Snippets from ‘The Mormon Delusion’

Volume 4: The Mormon Missionary Lessons – A Conspiracy to Deceive.

Chapter 17:409-411. What is the role of the Book of Mormon?

…the Book of Mormon does not, after all, contain the ‘fullness’ of the Mormon gospel. In fact, outside of aspects that most other Christians believe, it really contains none of it at all. We might ask; where does the Book of Mormon speak of such things as the organisational structure of the Church – among many other things?

“The Book of Mormon contains the fullness of the gospel of Jesus Christ.”

Plural gods are not in the Book of Mormon.

Polygamy is expressly forbidden in the Book of Mormon.

God is not described as an exalted man.

Celestial marriage is not there.

Nephite men could not become Gods – at least God didn’t tell them that they could.

There are no ‘degrees of glory’, no Celestial, Terrestrial or Telestial kingdoms – but there is heaven and hell.

Baptism for the dead does not get a mention yet Mormons claim it biblical, citing 1 Corinthians 15:29. If it was good enough for people on one side of the world – then why not on the other?

Whilst there are ‘Priests’, there is no ‘Aaronic Priesthood’.

There is no eternal progression.

There are no temple ordinances (washing, anointing, endowment, sealing) and yet they supposedly built temples. Smith claimed the ordinances were performed from the time of Adam.

The Mormon concept of the Godhead is not there – but Smith’s monotheism shines through, page after page.

A ‘mother’ in heaven is absent from the book.

Each ‘dispensation’ had a ‘word of wisdom’ yet the Nephites did not. That is strange really, as Lehi and his family were Jews and according to the Book of Mormon they continued to practice Jewish traditions. That would include an entire health code which does not appear in the Book of Mormon.

The Mormon Church claim that the fullness of the gospel is contained in the Book of Mormon is a far cry from the truth. In reality, just the opposite is the case. In fact, some modern Mormon doctrine is completely contradicted in the Book of Mormon, as has been demonstrated several times in this volume.

Additionally, there are many things in the book which at first may appear innocuous enough but upon inspection are completely wrong when compared to known history – with or without faith. I covered many such things in TMD Vol. 2 but one thing I did not mention in that volume is an extraordinary idea mentioned in Mosiah 13:18-19.

Mosiah 13:18-19. But the seventh day, the sabbath of the Lord thy God, thou shalt not do any work, thou, nor thy son, nor thy daughter, thy man-servant, nor thy maid-servant, nor thy cattle, nor thy stranger that is within thy gates; 19. For insixdays the Lord made heaven and earth, and the sea, and all that in them is; wherefore the Lord blessed the sabbath day, and hallowed it.

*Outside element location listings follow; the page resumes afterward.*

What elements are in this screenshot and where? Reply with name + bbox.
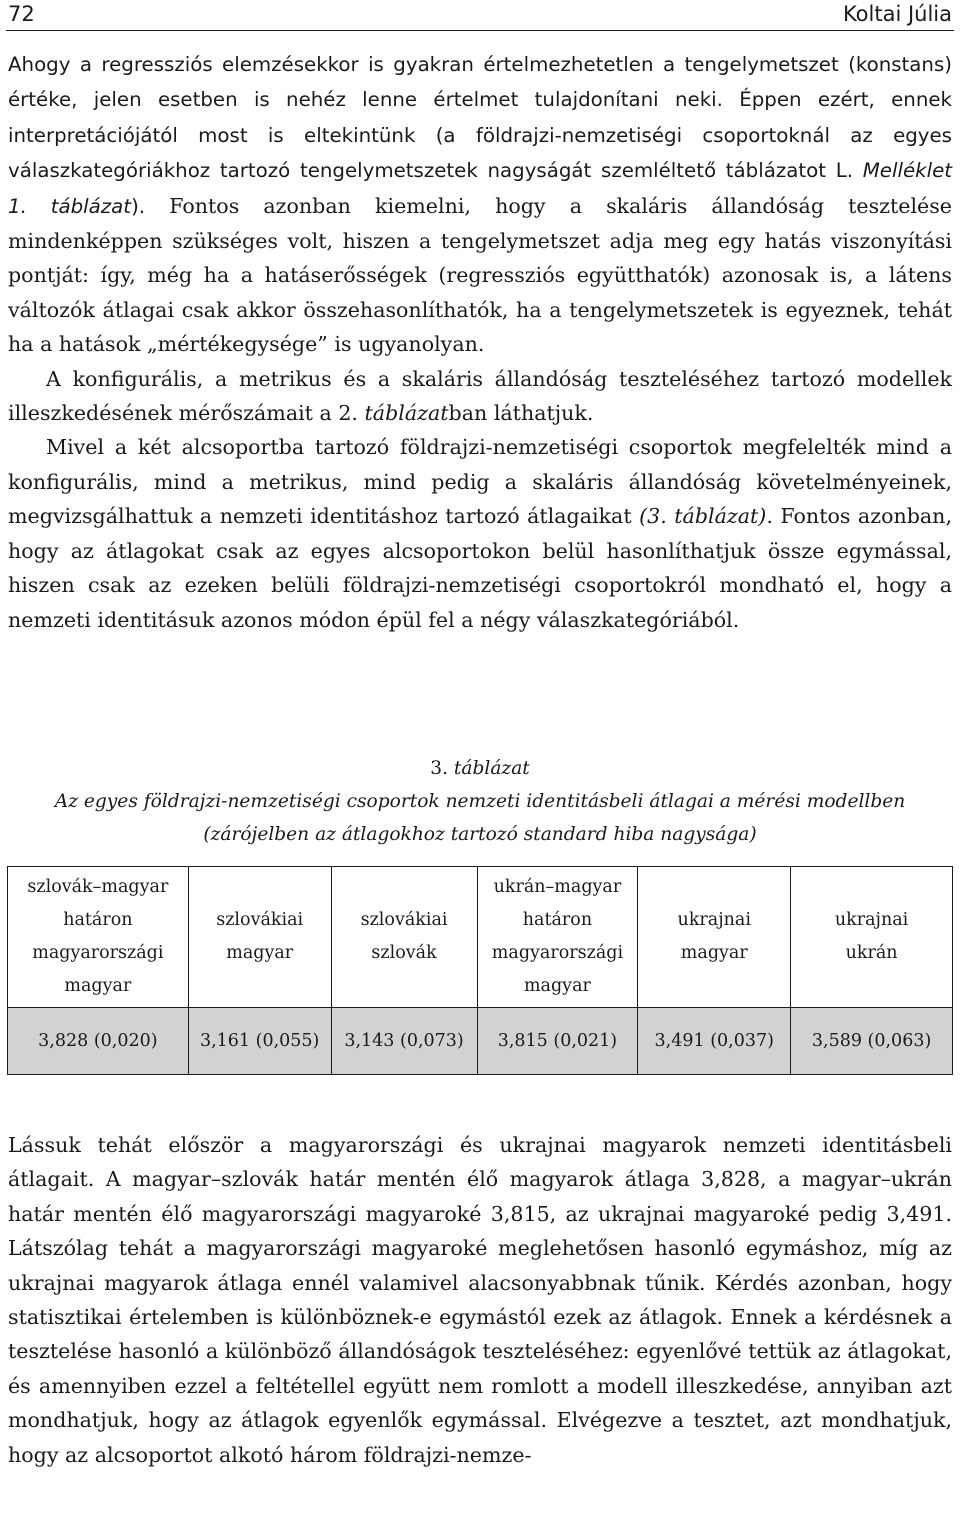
table-caption (8, 752, 952, 851)
table-cell: 3,815 (0,021) (477, 1008, 638, 1075)
body-text-top (8, 47, 952, 637)
column-header: ukrajnai magyar (638, 867, 791, 1008)
paragraph-3: Mivel a két alcsoportba tartozó földrajzi-nemzetiségi csoportok megfelelték mind a konfigurális, mind a metrikus, mind pedig a skaláris állandóság követelményeinek, megvizsgálhattuk a nemzeti identitáshoz tartozó átlagaikat (3. táblázat). Fontos azonban, hogy az átlagokat csak az egyes alcsoportokon belül hasonlíthatjuk össze egymással, hiszen csak az ezeken belüli földrajzi-nemzetiségi csoportokról mondható el, hogy a nemzeti identitásuk azonos módon épül fel a négy válaszkategóriából. (8, 435, 952, 632)
header-rule (6, 30, 954, 31)
paragraph-1-sans-end: ). (131, 194, 146, 218)
running-head (6, 0, 954, 30)
table-reference: (3. táblázat) (639, 504, 767, 529)
running-head-author: Koltai Júlia (842, 2, 952, 26)
table-cell: 3,491 (0,037) (638, 1008, 791, 1075)
table-number: 3. táblázat (430, 758, 530, 779)
paragraph-2: A konfigurális, a metrikus és a skaláris állandóság teszteléséhez tartozó modellek illeszkedésének mérőszámait a 2. táblázatban láthatjuk. (8, 366, 952, 426)
paragraph-1-sans-start: Ahogy a regressziós elemzésekkor is gyakran értelmezhetetlen a tengelymetszet (konstans) értéke, jelen esetben is nehéz lenne értelmet tulajdonítani neki. Éppen ezért, ennek interpretációjától most is eltekintünk (a földrajzi-nemzetiségi csoportoknál az egyes válaszkategóriákhoz tartozó tengelymetszetek nagyságát szemléltető táblázatot L. (8, 53, 952, 183)
table-row (8, 1008, 953, 1075)
table-cell: 3,828 (0,020) (8, 1008, 189, 1075)
column-header: szlovák–magyar határon magyarországi magyar (8, 867, 189, 1008)
appendix-reference: Melléklet 1. táblázat (8, 159, 952, 218)
column-header: szlovákiai magyar (188, 867, 331, 1008)
column-header: szlovákiai szlovák (331, 867, 477, 1008)
page-number: 72 (8, 2, 35, 26)
column-header: ukrán–magyar határon magyarországi magyar (477, 867, 638, 1008)
table-title: Az egyes földrajzi-nemzetiségi csoportok nemzeti identitásbeli átlagai a mérési modellben (54, 791, 906, 812)
means-table (7, 866, 953, 1075)
paragraph-1-rest: Fontos azonban kiemelni, hogy a skaláris állandóság tesztelése mindenképpen szükséges volt, hiszen a tengelymetszet adja meg egy hatás viszonyítási pontját: így, még ha a hatáserősségek (regressziós együtthatók) azonosak is, a látens változók átlagai csak akkor összehasonlíthatók, ha a tengelymetszetek is egyeznek, tehát ha a hatások „mértékegysége” is ugyanolyan. (8, 193, 952, 357)
table-cell: 3,143 (0,073) (331, 1008, 477, 1075)
column-header: ukrajnai ukrán (791, 867, 953, 1008)
table-subtitle: (zárójelben az átlagokhoz tartozó standard hiba nagysága) (203, 824, 757, 845)
table-header-row (8, 867, 953, 1008)
paragraph-4: Lássuk tehát először a magyarországi és ukrajnai magyarok nemzeti identitásbeli átlagait. A magyar–szlovák határ mentén élő magyarok átlaga 3,828, a magyar–ukrán határ mentén élő magyarországi magyaroké 3,815, az ukrajnai magyaroké pedig 3,491. Látszólag tehát a magyarországi magyaroké meglehetősen hasonló egymáshoz, míg az ukrajnai magyarok átlaga ennél valamivel alacsonyabbnak tűnik. Kérdés azonban, hogy statisztikai értelemben is különböznek-e egymástól ezek az átlagok. Ennek a kérdésnek a tesztelése hasonló a különböző állandóságok teszteléséhez: egyenlővé tettük az átlagokat, és amennyiben ezzel a feltétellel együtt nem romlott a modell illeszkedése, annyiban azt mondhatjuk, hogy az átlagok egyenlők egymással. Elvégezve a tesztet, azt mondhatjuk, hogy az alcsoportot alkotó három földrajzi-nemze- (8, 1133, 952, 1467)
table-reference: táblázat (364, 401, 449, 426)
table-cell: 3,161 (0,055) (188, 1008, 331, 1075)
paragraph-1 (8, 47, 952, 362)
table-cell: 3,589 (0,063) (791, 1008, 953, 1075)
body-text-bottom (8, 1128, 952, 1472)
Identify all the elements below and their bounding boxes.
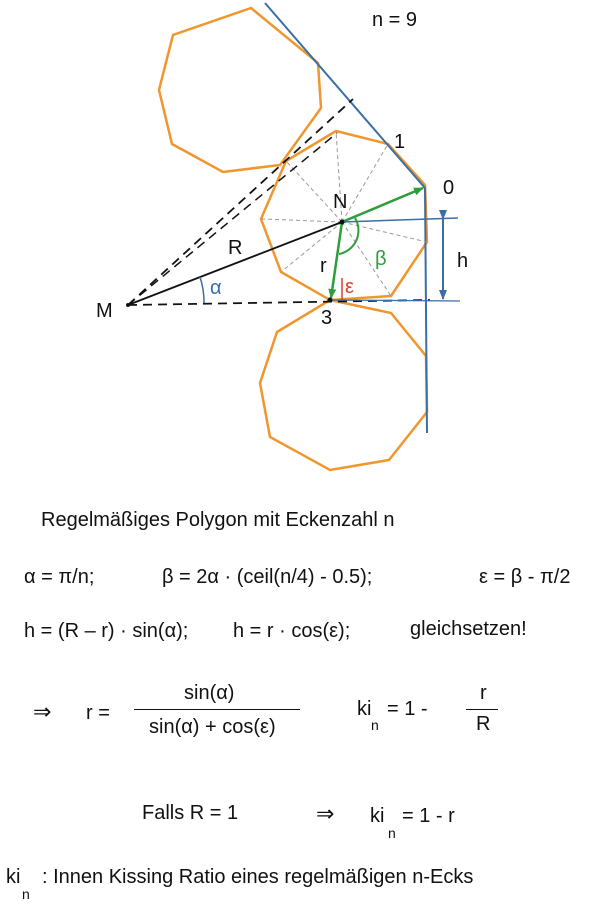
h-label: h: [457, 250, 469, 272]
line-N-right: [342, 218, 458, 222]
vertex-1-label: 1: [394, 131, 406, 153]
ki-formula-1-subscript: n: [371, 717, 379, 733]
epsilon-label: ε: [345, 276, 354, 298]
ki-formula-2-subscript: n: [388, 825, 396, 841]
ki-formula-1-base: ki: [357, 698, 372, 720]
h-equation-1: h = (R – r) · sin(α);: [24, 620, 189, 642]
point-N-label: N: [333, 191, 348, 213]
r-label: r: [320, 255, 327, 277]
top-polygon: [159, 8, 321, 172]
ki-definition-subscript: n: [22, 886, 30, 902]
point-3: [328, 298, 333, 303]
vertex-3-label: 3: [321, 307, 333, 329]
r-formula-fraction-bar: [134, 709, 300, 710]
r-formula-numerator: sin(α): [184, 682, 235, 704]
alpha-arc: [200, 277, 204, 303]
alpha-label: α: [210, 277, 222, 299]
vertex-0-label: 0: [443, 177, 455, 199]
ki-formula-2-rest: = 1 - r: [402, 805, 455, 827]
line-R: [128, 222, 342, 305]
beta-label: β: [375, 248, 387, 270]
point-N: [340, 220, 345, 225]
bottom-polygon: [260, 300, 427, 470]
implies-symbol-1: ⇒: [33, 699, 52, 724]
n-label: n = 9: [372, 9, 418, 31]
dashed-line-M-mid: [128, 133, 337, 305]
arrow-N-to-0: [342, 188, 423, 222]
arrow-N-to-3: [331, 222, 342, 298]
epsilon-definition: ε = β - π/2: [479, 566, 571, 588]
ki-formula-2-base: ki: [370, 805, 385, 827]
line-3-right: [330, 300, 460, 301]
ki-formula-1-fraction-bar: [466, 709, 498, 710]
heading: Regelmäßiges Polygon mit Eckenzahl n: [41, 509, 395, 531]
ki-formula-1-denominator: R: [476, 713, 491, 735]
implies-symbol-2: ⇒: [316, 801, 335, 826]
ki-formula-1-rest: = 1 -: [387, 698, 428, 720]
r-formula-denominator: sin(α) + cos(ε): [149, 716, 276, 738]
point-M-label: M: [96, 300, 113, 322]
equate-note: gleichsetzen!: [410, 618, 527, 640]
r-formula-lhs: r =: [86, 702, 110, 724]
ki-definition-base: ki: [6, 866, 21, 888]
falls-condition: Falls R = 1: [142, 802, 239, 824]
ki-definition-text: : Innen Kissing Ratio eines regelmäßigen n-Ecks: [42, 866, 474, 888]
beta-definition: β = 2α · (ceil(n/4) - 0.5);: [162, 566, 373, 588]
alpha-definition: α = π/n;: [24, 566, 95, 588]
h-equation-2: h = r · cos(ε);: [233, 620, 351, 642]
point-M: [126, 303, 130, 307]
ki-formula-1-numerator: r: [480, 682, 487, 704]
tangent-line: [265, 3, 427, 433]
R-label: R: [228, 237, 243, 259]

I said this was extraordinary but at first glance the reader may wonder why. Surely the Old Testament confirms the basis of the above thinking. I agree that indeed it does – but that is not the problem. The problem is that all the cultures discovered in the Americas used anything but a seven day week. Calendars used in Mesoamerica vary, but none match the Old World calendar. We wouldn’t expect them to, unless we believed the people came from there. Then someone in the Americas should have had a seven day week and the absence of such is what causes the problem. The Maya had various calendars. One consisted of a two-hundred-and-sixty day cycle divided into thirteen periods of twenty days. Moreover, each day was represented by its own god. These people could hardly have ‘evolved’ from one God who created the world in seven days, to twenty gods, each with their own day of the ‘month’.

Another calendar did have three-hundred-and-sixty-five days in its cycle. However, it was also divided into periods of twenty days. A quick calculation will tell you there must have been eighteen of them, leaving five spare days. These surplus days were called the ‘sleep’ or the ‘rest’ of the year. No ‘seven day’ periods were used anywhere. Yet another calendar consisted of a 3276 day cycle. This was sub-divided into four ‘quadrants’ of 819 days – the product of 7, 9 and 13, which were all sacred numbers to the Maya. The ‘long count’ calendar simply counted days from the creation of the world – which in our own terms was 11 August 3114 BCE. None of that sounds much like Old World dating to me. (See: Schele, L&F. 1990:78).

No pre-Columbian Native American calendars have been discovered which match Old World traditions, providing yet more evidence that the Book of Mormon was nothing but a nineteenth century work of pure fiction.